The company is said to be the only professional mediation provider that is focused exclusively on the African natural resources sectors; has in-depth technical, political and regional expertise; is politically and financially independent; as well as commercially orientated, which means that, since the company is not donor-funded, it has to perform and keep its clients satisfied to remain viable.
Further, EEE Mediation provides effective oversight of an enforceable set of professional and ethical standards and offers to help oversee the implementation of mediated settlements. It can bridge many of the ideological, economic and cultural barriers which typically separate foreign investors from local groups in Africa, and can also credibly claim to mediate effectively and impartially in natural resources- related disputes in Africa, he says.
Dispute Avoidance
In addition to mediation and dispute resolution, EEE Mediation also specialises in dispute avoidance.
“There is growing appreciation in the African resources sectors of the importance of dispute avoidance as a distinct organisational discipline, quite separate from the social responsibility and human resources functions. Given the astronomical cost implica- tions of so many disputes, it is difficult to think of any other expenditure which could generate an equivalent return on investment,” EEE Mediation cochairperson Courtenay Griffiths QC stated in a media release.

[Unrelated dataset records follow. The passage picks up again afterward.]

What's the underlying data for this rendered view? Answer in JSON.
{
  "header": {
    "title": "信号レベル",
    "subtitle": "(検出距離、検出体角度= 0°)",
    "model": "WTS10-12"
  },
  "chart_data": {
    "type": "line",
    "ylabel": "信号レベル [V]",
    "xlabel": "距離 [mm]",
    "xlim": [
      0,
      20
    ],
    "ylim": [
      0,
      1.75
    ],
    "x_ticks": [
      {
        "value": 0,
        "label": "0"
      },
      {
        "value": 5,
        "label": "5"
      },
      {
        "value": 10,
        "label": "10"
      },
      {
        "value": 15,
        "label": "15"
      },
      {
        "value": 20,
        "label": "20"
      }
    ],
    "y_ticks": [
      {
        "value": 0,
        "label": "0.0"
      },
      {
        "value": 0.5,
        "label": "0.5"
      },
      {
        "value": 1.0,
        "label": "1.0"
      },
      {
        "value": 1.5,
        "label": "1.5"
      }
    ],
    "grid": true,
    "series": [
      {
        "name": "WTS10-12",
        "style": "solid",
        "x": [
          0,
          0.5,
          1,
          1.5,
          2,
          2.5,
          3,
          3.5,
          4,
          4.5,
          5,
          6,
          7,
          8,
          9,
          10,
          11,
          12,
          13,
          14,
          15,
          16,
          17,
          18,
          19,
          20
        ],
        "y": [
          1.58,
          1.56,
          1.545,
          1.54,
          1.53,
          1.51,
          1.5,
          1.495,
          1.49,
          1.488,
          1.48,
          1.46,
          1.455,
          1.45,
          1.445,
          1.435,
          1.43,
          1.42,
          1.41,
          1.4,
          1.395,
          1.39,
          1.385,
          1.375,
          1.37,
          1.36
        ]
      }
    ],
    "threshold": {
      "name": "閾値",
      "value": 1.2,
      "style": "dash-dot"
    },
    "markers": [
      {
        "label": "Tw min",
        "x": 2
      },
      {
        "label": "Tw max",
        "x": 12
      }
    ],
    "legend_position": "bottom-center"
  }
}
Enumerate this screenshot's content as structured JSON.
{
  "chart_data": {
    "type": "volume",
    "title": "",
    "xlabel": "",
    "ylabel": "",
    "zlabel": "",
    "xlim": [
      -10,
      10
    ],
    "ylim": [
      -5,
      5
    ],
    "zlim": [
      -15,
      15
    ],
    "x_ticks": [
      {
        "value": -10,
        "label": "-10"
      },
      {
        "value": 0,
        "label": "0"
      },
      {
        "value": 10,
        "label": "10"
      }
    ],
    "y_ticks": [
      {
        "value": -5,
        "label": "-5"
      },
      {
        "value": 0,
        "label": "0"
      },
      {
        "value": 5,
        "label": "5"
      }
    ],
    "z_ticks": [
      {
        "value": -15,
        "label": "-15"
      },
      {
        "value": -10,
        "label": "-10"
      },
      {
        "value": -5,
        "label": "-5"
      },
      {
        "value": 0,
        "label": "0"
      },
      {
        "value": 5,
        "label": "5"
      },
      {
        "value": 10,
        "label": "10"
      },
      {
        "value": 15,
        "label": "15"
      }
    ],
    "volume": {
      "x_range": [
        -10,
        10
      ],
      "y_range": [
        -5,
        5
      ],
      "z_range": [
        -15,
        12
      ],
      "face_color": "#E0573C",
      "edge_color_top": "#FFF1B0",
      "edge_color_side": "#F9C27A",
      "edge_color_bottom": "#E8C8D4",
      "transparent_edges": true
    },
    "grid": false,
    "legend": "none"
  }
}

When attempting to avoid a dispute, EEE Mediation does a brief initial assessment of the situation to gauge the nature of the dispute and whether it is suitable for some form of mediated intervention, after which it explains the available options to the client(s) and what they might entail, Harrison explains.
“After this, the client must decide whether to resort to litigation/arbitration, or use us (or others) in trying to find a quicker, cheaper and more constructive way forward.
“Mediation is not always suitable or even realistic. However, even when it is unlikely to result in a settlement, it often greatly helps to define the issues and, thus, reduce the costs and delays involved in litigation/arbitration,” he adds.